Eleven private hospitals in and around Istanbul have been permanently closed as part of the “newborn gang” (yenidoğan çetesi) scandal, which has dominated Turkish headlines for three weeks. On 18 November, 47 people will stand trial on charges including negligent homicide, fraud, and forgery. Prosecutors are asking for sentences of 589 years for the alleged ringleaders—two doctors and an ambulance worker.
Seventeen of those charged are nurses and 14 are doctors, including the chief physicians of six hospitals. Five more are hospital directors or managers, and one is a hospital owner. The rest are hospital secretaries and accountants, as well as workers at the ambulance and referral services of Istanbul municipality and province.

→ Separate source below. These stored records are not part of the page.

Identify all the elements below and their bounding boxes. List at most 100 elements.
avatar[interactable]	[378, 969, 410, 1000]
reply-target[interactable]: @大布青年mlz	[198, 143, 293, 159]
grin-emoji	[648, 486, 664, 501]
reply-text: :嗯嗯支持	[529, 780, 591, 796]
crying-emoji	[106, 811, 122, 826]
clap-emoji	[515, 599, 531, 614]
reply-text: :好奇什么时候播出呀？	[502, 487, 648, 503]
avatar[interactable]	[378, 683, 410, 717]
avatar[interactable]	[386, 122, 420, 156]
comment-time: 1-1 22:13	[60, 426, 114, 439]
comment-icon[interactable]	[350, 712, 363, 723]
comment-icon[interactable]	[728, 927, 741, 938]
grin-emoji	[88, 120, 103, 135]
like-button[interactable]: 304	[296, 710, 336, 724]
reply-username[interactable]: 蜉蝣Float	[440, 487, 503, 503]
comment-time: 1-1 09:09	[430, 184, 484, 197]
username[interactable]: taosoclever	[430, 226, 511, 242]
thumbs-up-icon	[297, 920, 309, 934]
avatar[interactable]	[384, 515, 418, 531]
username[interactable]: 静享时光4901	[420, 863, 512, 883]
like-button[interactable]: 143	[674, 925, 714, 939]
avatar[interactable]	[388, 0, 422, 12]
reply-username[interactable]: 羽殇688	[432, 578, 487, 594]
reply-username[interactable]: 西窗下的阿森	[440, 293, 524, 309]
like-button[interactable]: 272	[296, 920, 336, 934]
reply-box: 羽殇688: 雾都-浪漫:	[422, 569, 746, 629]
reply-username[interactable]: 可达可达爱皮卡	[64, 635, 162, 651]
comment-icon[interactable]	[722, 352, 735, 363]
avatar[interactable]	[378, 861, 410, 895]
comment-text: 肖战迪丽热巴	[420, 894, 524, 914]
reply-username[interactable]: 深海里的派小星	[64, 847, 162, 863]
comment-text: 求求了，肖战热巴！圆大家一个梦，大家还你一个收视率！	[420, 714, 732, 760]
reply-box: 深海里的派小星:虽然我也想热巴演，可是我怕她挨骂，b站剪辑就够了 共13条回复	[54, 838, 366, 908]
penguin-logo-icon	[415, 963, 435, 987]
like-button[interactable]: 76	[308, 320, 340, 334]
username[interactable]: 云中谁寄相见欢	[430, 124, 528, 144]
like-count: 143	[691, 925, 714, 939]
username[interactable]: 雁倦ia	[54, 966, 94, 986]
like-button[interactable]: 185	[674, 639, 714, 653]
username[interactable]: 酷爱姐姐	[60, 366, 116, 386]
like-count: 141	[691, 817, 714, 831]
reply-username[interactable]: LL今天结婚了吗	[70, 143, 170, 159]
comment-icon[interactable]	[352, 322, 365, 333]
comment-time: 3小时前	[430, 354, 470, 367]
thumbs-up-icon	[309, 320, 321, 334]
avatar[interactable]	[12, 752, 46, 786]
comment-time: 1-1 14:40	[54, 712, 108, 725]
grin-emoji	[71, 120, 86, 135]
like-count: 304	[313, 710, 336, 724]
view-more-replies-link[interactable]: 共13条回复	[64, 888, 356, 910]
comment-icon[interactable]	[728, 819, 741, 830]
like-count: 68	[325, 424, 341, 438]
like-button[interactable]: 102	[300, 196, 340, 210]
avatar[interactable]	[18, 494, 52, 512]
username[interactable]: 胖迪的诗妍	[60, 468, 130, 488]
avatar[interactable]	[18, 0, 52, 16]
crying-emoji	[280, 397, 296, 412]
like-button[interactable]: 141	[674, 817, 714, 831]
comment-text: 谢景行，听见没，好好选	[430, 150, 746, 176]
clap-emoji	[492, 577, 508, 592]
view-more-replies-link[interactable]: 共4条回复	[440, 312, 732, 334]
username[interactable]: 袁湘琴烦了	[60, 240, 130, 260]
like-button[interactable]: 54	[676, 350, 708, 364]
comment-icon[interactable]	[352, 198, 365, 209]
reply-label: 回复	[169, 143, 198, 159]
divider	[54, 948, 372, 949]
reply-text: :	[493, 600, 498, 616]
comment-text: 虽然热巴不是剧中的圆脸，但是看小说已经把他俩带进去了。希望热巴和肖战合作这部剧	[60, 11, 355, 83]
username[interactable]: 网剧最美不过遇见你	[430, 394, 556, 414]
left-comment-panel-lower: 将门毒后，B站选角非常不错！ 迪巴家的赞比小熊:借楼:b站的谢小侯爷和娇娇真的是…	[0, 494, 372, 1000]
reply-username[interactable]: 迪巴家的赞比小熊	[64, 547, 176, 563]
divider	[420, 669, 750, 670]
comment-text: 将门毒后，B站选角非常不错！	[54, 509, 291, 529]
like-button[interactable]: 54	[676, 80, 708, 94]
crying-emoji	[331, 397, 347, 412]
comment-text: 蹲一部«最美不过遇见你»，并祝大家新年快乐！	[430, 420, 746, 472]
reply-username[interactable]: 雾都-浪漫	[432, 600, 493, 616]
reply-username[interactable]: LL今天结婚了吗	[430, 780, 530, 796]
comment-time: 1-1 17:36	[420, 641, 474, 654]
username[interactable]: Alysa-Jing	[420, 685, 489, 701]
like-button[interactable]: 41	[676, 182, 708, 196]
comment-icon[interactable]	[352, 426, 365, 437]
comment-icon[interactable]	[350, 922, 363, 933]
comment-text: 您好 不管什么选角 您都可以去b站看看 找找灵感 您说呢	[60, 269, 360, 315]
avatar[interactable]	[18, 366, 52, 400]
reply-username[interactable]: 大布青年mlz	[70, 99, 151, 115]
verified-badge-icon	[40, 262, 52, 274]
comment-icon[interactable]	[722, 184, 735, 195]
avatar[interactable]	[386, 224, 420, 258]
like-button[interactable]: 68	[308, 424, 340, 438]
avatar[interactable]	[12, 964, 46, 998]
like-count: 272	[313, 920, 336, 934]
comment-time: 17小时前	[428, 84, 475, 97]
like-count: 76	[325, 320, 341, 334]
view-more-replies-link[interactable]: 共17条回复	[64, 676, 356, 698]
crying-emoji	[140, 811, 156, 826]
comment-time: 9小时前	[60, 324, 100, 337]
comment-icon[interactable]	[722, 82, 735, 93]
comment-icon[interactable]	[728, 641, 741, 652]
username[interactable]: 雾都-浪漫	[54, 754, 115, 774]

Nine more people have been detained in a separate investigation after the family of the prosecutor leading the case against the newborn gang was threatened with murder if he did not release an arrested gang member.
The indictment against the 47 defendants names 12 babies who died through negligent homicide, but a report submitted to the government by Istanbul police, who led the investigation into the gang, claims that “they have caused the death of hundreds of babies.”1
Under the scheme, gang members who worked at municipal health services and at Istanbul’s “112” emergency call service identified babies born at smaller public and private hospitals with health conditions deemed too complex for those centres to deal with. But instead of being transferred to more advanced facilities, the babies were diverted to intensive care wards at 19 private hospitals that were part of the gang’s network.